Brian Colello, equity analyst with Morningstar, said that the smartphone market “is still poised to see strong growth over the next five years as customers trade up from basic flip phones worldwide.” There are about 10 prominent Chinese handset makers, he said, who are out to capture as much of their domestic market as possible, while “other firms in the midrange, [such as] Samsung, LG and HTC, are all focused on China as well.”

And it’s not just handset makers who stand to benefit, said Colello. “With the rise of the low-end market, beneficiaries tend to be Asian chipmakers, and certainly Asian software and social media companies.”

Asian companies may also find it an easier road, since some of the challenges facing companies looking to expand into China are political rather than technical. Colello said, “In China, the operating system is still Android, but the services layered on top are maybe from Baidu, or apps from companies such as Tencent; those are the social media players there.”

Censorship issues in China mean that a number of Android apps including the Google search bar, apps for Gmail, and even Google maps are not welcome. “There are various political issues at points in the supply chain in the entire platform. Hardware, not as much. The large handset makers have relationships to sell into China; the hardware side is okay.
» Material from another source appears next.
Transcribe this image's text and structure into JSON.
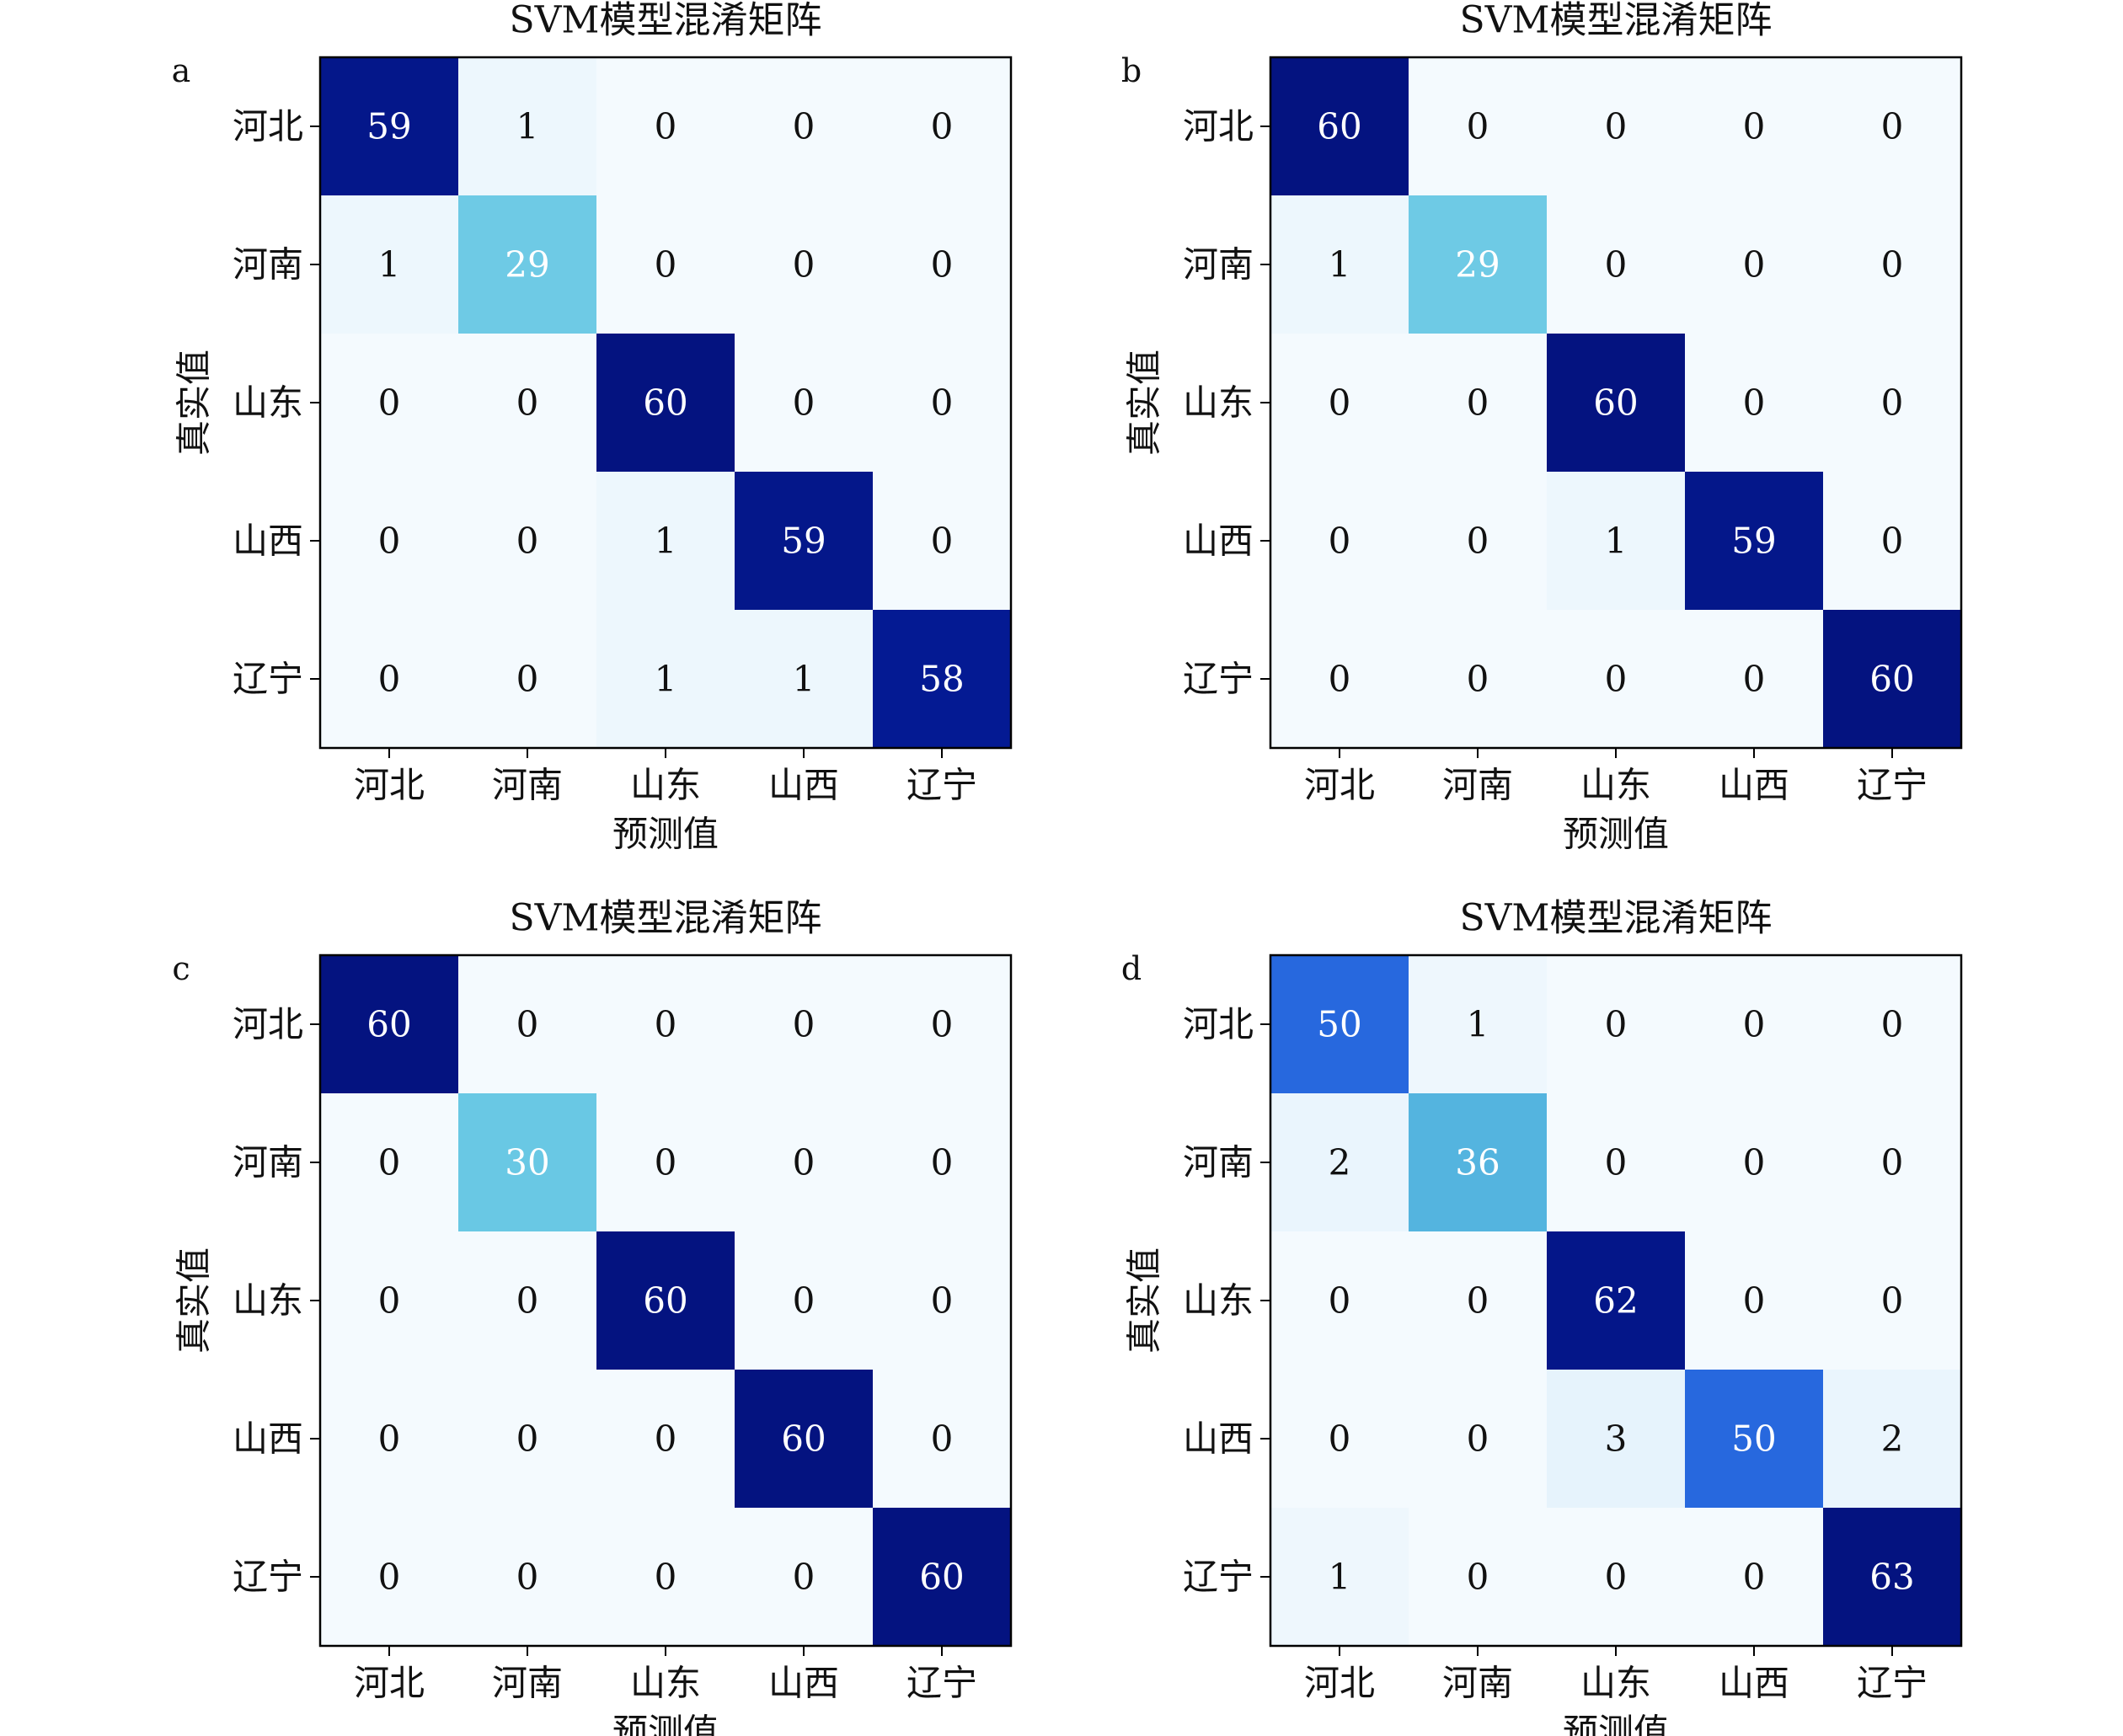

There are always privacy and censorship concerns about the Internet in general, and that extends to what’s on a phone.”

There is the potential for other roadblocks as well, such as license fees for patents held on wireless technologies. Colello said that Qualcomm is being investigated for charging too much on patent royalties. “Governments from time to time look into licensing terms, competition, antitrust concerns. That’s not just China, and it happens worldwide, where all these companies operate. There’s a political aspect to the entire telecom supply chain, from wireless carriers and equipment makers to phone makers, chip makers and the software on devices.”

While investors will have to keep an eye on the political and legal aspects of companies’ expansions—after all, Qualcomm already has a black eye on labor issues because of its treatment of workers in its Apple factories—the opportunity is substantial.